An Elliott wave can give us a clue for the macro-economic outlook.
I am biased, of course, but I often marvel at the number of aspects in modern life that have a Scot to thank for them. The television and the telephone are the most famous examples, but there are thousands more. The post-Culloden purge in the 1700s and the cultural genocide of the Highland Clearances in the 1800s (calm down: Ed) dispersed Scots far and wide around the world, enabling them to help young nations such as the U.S. flourish. Elliott, by the way, is a Scots name.
The topical term “stagflation,” referring to stagnant economic growth and high consumer price inflation, has a Scottish connection. British politician, Iain Macleod, was the first to use the term in a 1965 speech in the House of Commons:
“We now have the worst of both worlds — not just inflation on the one side or stagnation on the other, but both of them together. We have a sort of ‘stagflation’ situation.”
(Incidentally, Macleod was a “playboy and professional bridge player,” who fought in an eventful war and survived the D-Day Landings. If you like colorful obituaries, his is worth a read here.)
Since Macleod first coined it, the term stagflation has been used widely and is being thought about ever more frequently now.
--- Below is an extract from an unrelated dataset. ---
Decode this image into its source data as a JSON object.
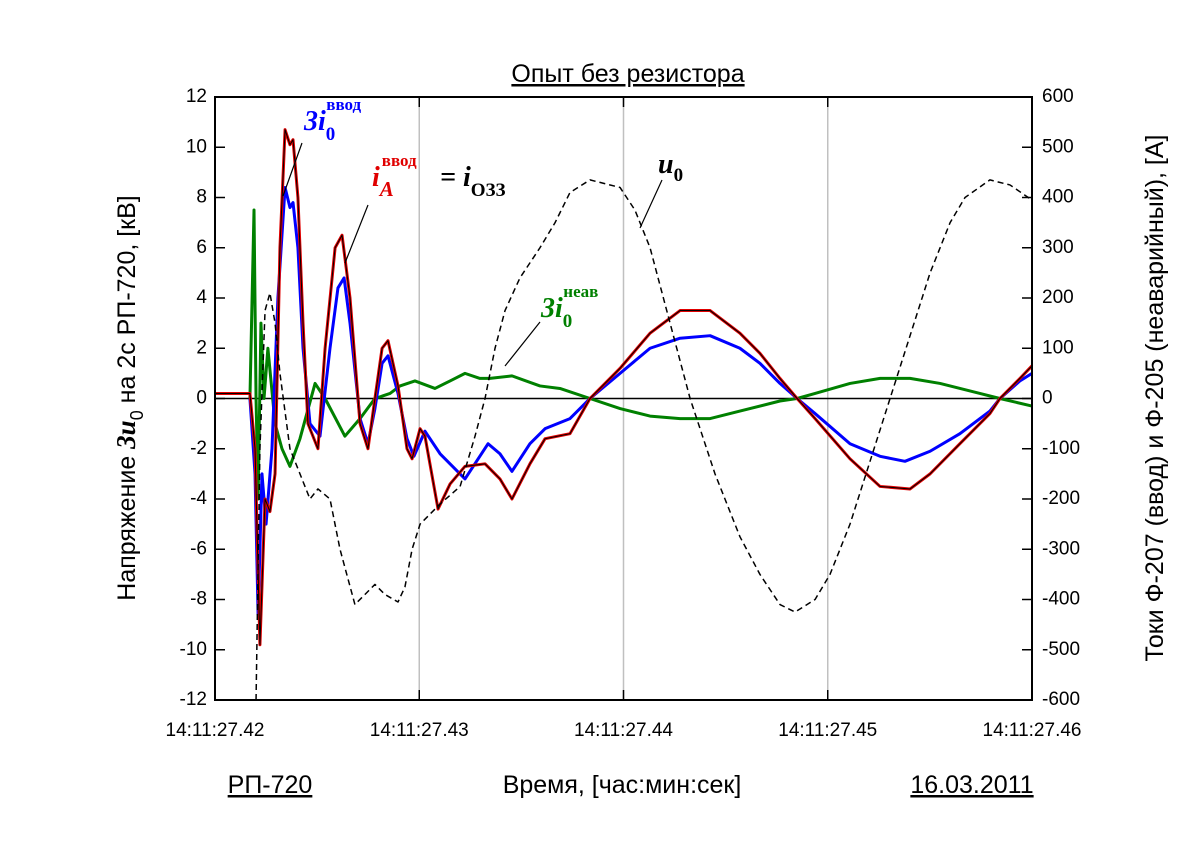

The prospect of a slowing global economy combined with still-high consumer price inflation is causing many to think that stagflation is ahead. Judging by the Elliott wave pattern in the chart below, they might be correct.
The chart shows the 10-year “Break Even” rate for Treasury Inflation Protected Securities (TIPS), a measure of consumer price inflation expectations. We have shown this chart a few times over the past couple of years, pointing out the clear five wave advance. EWI colleague, Jordan Kotick, has also identified a similar pattern in the 30-year tenor. There are two key takeaways here.
Firstly, the decline from the high is not over and so it seems likely that consumer price inflation expectations, despite all the geopolitical brouhaha, will continue to decline in the short-term.
Secondly, in Elliott Wave terms, a five-wave advance, followed by a three-wave correction would make it almost certain that another advance is coming.
So, do we get a growth scare, which would very probably coincide with private debt deflation, followed by a (war-induced) period of accelerating consumer prices? We can guess all we like. All we know is what the chart is telling us. If this current decline ends up being three waves, as we suspect, get ready for another period of accelerating prices.